The only relief sought were orders recalling probate of the disputed will and granting probate of the previous will and costs. In my view, the defendants were sued jointly and, clearly, only in their capacity as executors.
[22] Mrs Loosley certainly had an interest in the proceeding as a beneficiary as well and would have been entitled to participate in the proceeding to advance that interest. But her participation as a defendant was advanced in tandem with her husband, who was not a beneficiary, and was consistent with their positions as executors. I am satisfied that Mr Grant’s representation of the defendants was related to their status as executors and that the calculation of costs should include the costs of that representation.
[23] This conclusion does not deal with the position of Wynyard Wood. It was a solicitor from that firm who prepared the will and it appears that Wynyard Wood and the defendants accepted (properly) that it would be inappropriate for it to act for the executors on the litigation. Both the plaintiffs and the defendants consider that Wynyard Wood should be entitled to charge their reasonable costs against the estate and seek to have an order made to that effect. It seems appropriate, and indeed usual, that Wynyard Wood’s costs as solicitor for the estate would be met but it does not require an order to effect that.

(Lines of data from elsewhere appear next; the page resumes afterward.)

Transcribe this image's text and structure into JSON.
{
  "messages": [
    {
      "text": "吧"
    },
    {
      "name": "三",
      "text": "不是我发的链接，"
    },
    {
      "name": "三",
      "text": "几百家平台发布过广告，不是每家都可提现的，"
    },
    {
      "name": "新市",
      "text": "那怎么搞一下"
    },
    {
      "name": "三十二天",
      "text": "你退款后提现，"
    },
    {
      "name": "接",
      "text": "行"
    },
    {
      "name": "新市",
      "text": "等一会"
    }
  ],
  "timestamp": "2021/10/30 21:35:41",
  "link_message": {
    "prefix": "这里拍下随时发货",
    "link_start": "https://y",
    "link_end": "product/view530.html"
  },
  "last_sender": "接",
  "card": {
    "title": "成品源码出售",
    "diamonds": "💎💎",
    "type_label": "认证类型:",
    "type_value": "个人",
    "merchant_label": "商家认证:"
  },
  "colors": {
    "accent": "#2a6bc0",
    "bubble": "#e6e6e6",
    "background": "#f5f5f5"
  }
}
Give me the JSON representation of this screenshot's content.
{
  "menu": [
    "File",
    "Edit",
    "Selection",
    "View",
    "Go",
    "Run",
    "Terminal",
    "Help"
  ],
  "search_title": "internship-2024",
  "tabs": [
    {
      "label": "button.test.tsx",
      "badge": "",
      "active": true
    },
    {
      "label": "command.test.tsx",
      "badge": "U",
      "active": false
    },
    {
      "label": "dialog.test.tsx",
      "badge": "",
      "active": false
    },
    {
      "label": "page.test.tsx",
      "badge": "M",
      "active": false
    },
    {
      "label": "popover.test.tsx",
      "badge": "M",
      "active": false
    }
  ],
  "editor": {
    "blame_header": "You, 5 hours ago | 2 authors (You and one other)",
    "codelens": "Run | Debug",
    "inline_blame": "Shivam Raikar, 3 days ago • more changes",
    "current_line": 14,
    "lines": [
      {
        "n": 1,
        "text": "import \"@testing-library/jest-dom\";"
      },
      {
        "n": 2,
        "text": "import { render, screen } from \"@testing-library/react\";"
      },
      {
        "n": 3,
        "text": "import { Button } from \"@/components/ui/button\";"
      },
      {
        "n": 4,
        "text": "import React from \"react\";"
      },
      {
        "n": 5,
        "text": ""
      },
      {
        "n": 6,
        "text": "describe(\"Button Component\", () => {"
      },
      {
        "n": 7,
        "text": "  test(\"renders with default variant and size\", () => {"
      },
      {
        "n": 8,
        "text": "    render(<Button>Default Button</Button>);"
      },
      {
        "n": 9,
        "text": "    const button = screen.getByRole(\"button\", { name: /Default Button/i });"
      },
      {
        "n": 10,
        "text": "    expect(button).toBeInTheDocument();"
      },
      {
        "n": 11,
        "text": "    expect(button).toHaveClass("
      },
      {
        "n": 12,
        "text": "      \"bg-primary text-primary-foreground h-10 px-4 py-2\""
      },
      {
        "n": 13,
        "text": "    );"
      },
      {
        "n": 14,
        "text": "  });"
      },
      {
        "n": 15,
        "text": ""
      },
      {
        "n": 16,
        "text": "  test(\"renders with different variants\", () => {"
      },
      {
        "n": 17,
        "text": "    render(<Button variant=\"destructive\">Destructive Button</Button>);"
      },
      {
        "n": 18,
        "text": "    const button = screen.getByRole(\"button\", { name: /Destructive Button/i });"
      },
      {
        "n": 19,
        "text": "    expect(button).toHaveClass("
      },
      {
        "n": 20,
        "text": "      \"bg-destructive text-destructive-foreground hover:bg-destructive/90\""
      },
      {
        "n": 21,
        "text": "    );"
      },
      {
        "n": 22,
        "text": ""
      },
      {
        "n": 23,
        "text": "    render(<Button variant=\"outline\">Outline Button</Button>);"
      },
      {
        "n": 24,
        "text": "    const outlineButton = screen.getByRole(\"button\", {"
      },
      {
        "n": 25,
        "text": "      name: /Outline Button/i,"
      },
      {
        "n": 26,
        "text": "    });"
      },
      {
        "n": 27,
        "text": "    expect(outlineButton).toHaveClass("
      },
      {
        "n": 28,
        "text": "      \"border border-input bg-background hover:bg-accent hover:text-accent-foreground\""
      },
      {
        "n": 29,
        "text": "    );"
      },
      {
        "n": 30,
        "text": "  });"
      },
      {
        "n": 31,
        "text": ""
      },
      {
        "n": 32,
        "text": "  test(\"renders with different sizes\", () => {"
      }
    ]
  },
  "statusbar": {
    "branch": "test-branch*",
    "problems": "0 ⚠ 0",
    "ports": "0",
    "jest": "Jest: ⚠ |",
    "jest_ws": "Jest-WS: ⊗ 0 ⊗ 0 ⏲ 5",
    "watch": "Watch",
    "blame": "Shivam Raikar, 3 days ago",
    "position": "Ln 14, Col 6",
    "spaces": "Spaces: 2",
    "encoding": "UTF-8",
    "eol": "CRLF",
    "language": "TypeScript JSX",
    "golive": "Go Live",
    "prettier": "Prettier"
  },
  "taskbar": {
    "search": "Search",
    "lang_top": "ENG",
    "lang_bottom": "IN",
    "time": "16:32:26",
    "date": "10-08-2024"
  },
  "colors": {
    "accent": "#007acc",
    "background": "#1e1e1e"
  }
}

Should the interested parties’ costs be met from the estate?
[24] In his memorandum of 20 April 2017 and 18 July 2017 Mr Grant submitted that the interested parties should have their costs met from the estate. Both had a direct interest in the outcome of the litigation and Tom, in particular, faced specific allegations in relation to the undue influence cause of action.
[25] I agree that a beneficiary in this situation may be justified in being represented and actively participating in the trial. In those circumstances it is likely to be appropriate that their costs be met from the estate.9 But there is a problem in this case in that the interested parties were not separately represented. Their position
was effectively subsumed in the defence presented by the executors. Without some
9 See e.g. Mumby v Mumby [2016] NZCH 2836.
basis on which to conclude that the interested parties were themselves incurring the costs of participating in the trial, I see no reason to make a separate costs award in relation to them.
Result
[26] The plaintiffs are entitled to costs on a 2B basis to be met 80 per cent by the estate and 20 per cent by the defendants. The plaintiffs are also entitled to the actual costs of the expert witness and reasonable disbursements, both of which are to be met by the estate.
[27] The defendants are entitled to have costs assessed on a 2B basis with 80 per cent of the costs together with the actual costs of expert witnesses and reasonable disbursements met from the estate.
[28] I make no order as to costs in relation to the interested parties.
[29] If counsel cannot agree as to the costs calculation the parties may file memoranda and I will deal with the matter on the papers.